Andrew Palmer, an economist Bartleby columnist and boss class Wry host, his outstanding leadership podcast, has also launched the newsletter. Bartleby is “Your Guide to the Affair of Office Life” for Economist subscribers. It’s interesting and insightful – and I think we can deal with two workplace newsletters in our inbox.
Book Giveaways is back (finally!) 📚
Due to my own inefficiency (i.e., the very wise mantra of Guru Cal Newport, who doesn’t pay attention to productivity: “Do less. Do better”) we have a great book marking their return: Good Anger: How to Rethink Rage can change our lives by Sam Parker. I’ve heard Sam speak inspiringly about why he wrote the book and how he embraces the dark side of his emotions (in a good way) and how he embraces his life. If you want to grasp anger, this book is for you.
We’ll return to Sam and in another newsletter we’ll return to our anger and many of its impacts on our working lives. In the meantime, you’ll have a chance to enter this form and win one of the 10 copies. The deadline is 5pm on June 20th. Winners will be selected at random.

Before you go. . .
Are we trying to see a massive reversal on the types of carriers that are valued and paid high?

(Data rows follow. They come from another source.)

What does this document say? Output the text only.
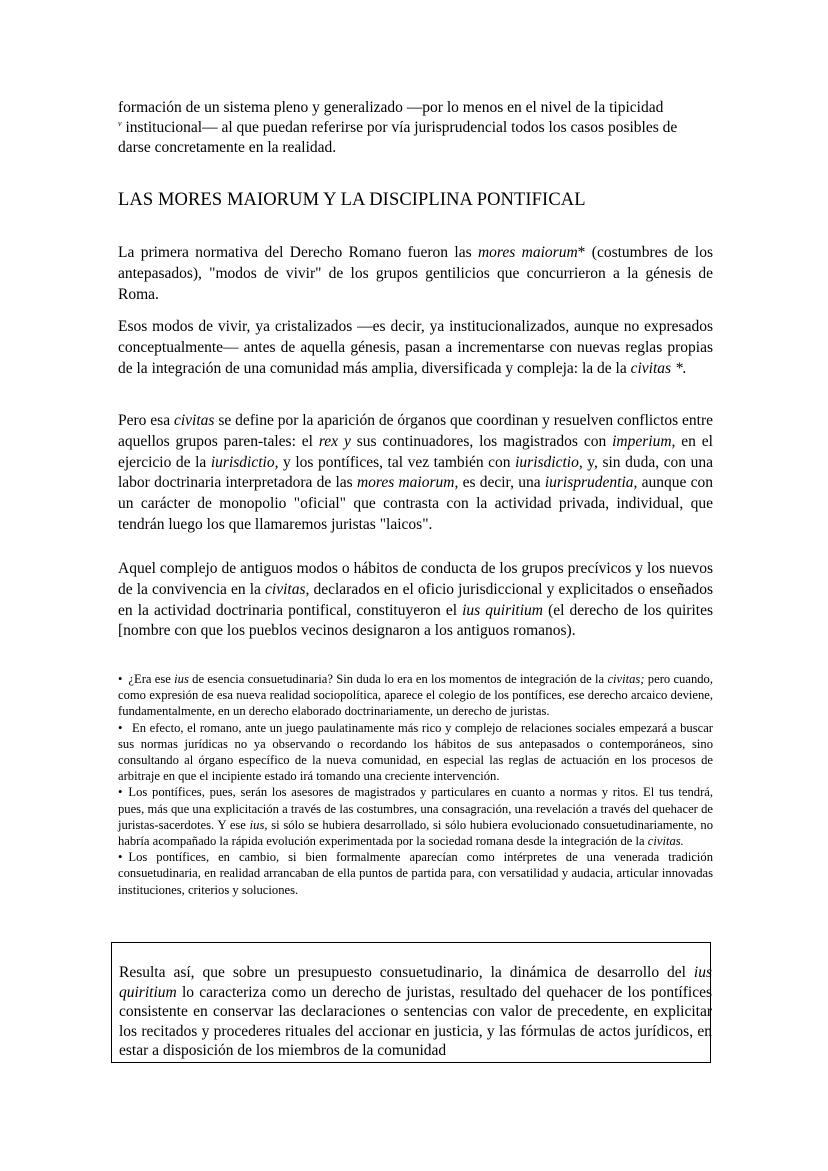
formación de un sistema pleno y generalizado —por lo menos en el nivel de la tipicidad
$^v$ institucional— al que puedan referirse por vía jurisprudencial todos los casos posibles de darse concretamente en la realidad.

LAS MORES MAIORUM Y LA DISCIPLINA PONTIFICAL

La primera normativa del Derecho Romano fueron las mores maiorum* (costumbres de los antepasados), "modos de vivir" de los grupos gentilicios que concurrieron a la génesis de Roma.

Esos modos de vivir, ya cristalizados —es decir, ya institucionalizados, aunque no expresados conceptualmente— antes de aquella génesis, pasan a incrementarse con nuevas reglas propias de la integración de una comunidad más amplia, diversificada y compleja: la de la civitas *.

Pero esa civitas se define por la aparición de órganos que coordinan y resuelven conflictos entre aquellos grupos paren-tales: el rex y sus continuadores, los magistrados con imperium, en el ejercicio de la iurisdictio, y los pontífices, tal vez también con iurisdictio, y, sin duda, con una labor doctrinaria interpretadora de las mores maiorum, es decir, una iurisprudentia, aunque con un carácter de monopolio "oficial" que contrasta con la actividad privada, individual, que tendrán luego los que llamaremos juristas "laicos".

Aquel complejo de antiguos modos o hábitos de conducta de los grupos precívicos y los nuevos de la convivencia en la civitas, declarados en el oficio jurisdiccional y explicitados o enseñados en la actividad doctrinaria pontifical, constituyeron el ius quiritium (el derecho de los quirites [nombre con que los pueblos vecinos designaron a los antiguos romanos).

• ¿Era ese ius de esencia consuetudinaria? Sin duda lo era en los momentos de integración de la civitas; pero cuando, como expresión de esa nueva realidad sociopolítica, aparece el colegio de los pontífices, ese derecho arcaico deviene, fundamentalmente, en un derecho elaborado doctrinariamente, un derecho de juristas.

• En efecto, el romano, ante un juego paulatinamente más rico y complejo de relaciones sociales empezará a buscar sus normas jurídicas no ya observando o recordando los hábitos de sus antepasados o contemporáneos, sino consultando al órgano específico de la nueva comunidad, en especial las reglas de actuación en los procesos de arbitraje en que el incipiente estado irá tomando una creciente intervención.

• Los pontífices, pues, serán los asesores de magistrados y particulares en cuanto a normas y ritos. El tus tendrá, pues, más que una explicitación a través de las costumbres, una consagración, una revelación a través del quehacer de juristas-sacerdotes. Y ese ius, si sólo se hubiera desarrollado, si sólo hubiera evolucionado consuetudinariamente, no habría acompañado la rápida evolución experimentada por la sociedad romana desde la integración de la civitas.

• Los pontífices, en cambio, si bien formalmente aparecían como intérpretes de una venerada tradición consuetudinaria, en realidad arrancaban de ella puntos de partida para, con versatilidad y audacia, articular innovadas instituciones, criterios y soluciones.

Resulta así, que sobre un presupuesto consuetudinario, la dinámica de desarrollo del ius quiritium lo caracteriza como un derecho de juristas, resultado del quehacer de los pontífices consistente en conservar las declaraciones o sentencias con valor de precedente, en explicitar los recitados y procederes rituales del accionar en justicia, y las fórmulas de actos jurídicos, en estar a disposición de los miembros de la comunidad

It is a subsac essay by Carmen van Kerkhove, entitled “Your work was used to impress people. The era is just over.” As she said, “We built an entire social structure around the idea that the work we are ‘thinking’ is thinking about the idea that we are ‘at work’. That degree is more important than skill. “Is it all about to crash? Carmen (who works in marketing) doesn’t come to a solid conclusion, but it suggests that unlike what we all saw before, we need to be prepared for a “flip.”
The rise of skilled trading as an AI proof carrier is something I’ve been talking to Gen Z kids. (If you can’t get a graduate job, do you need to train in practical things?) The “flip” of highly paid types of jobs is more than just a change in the concept of financial security.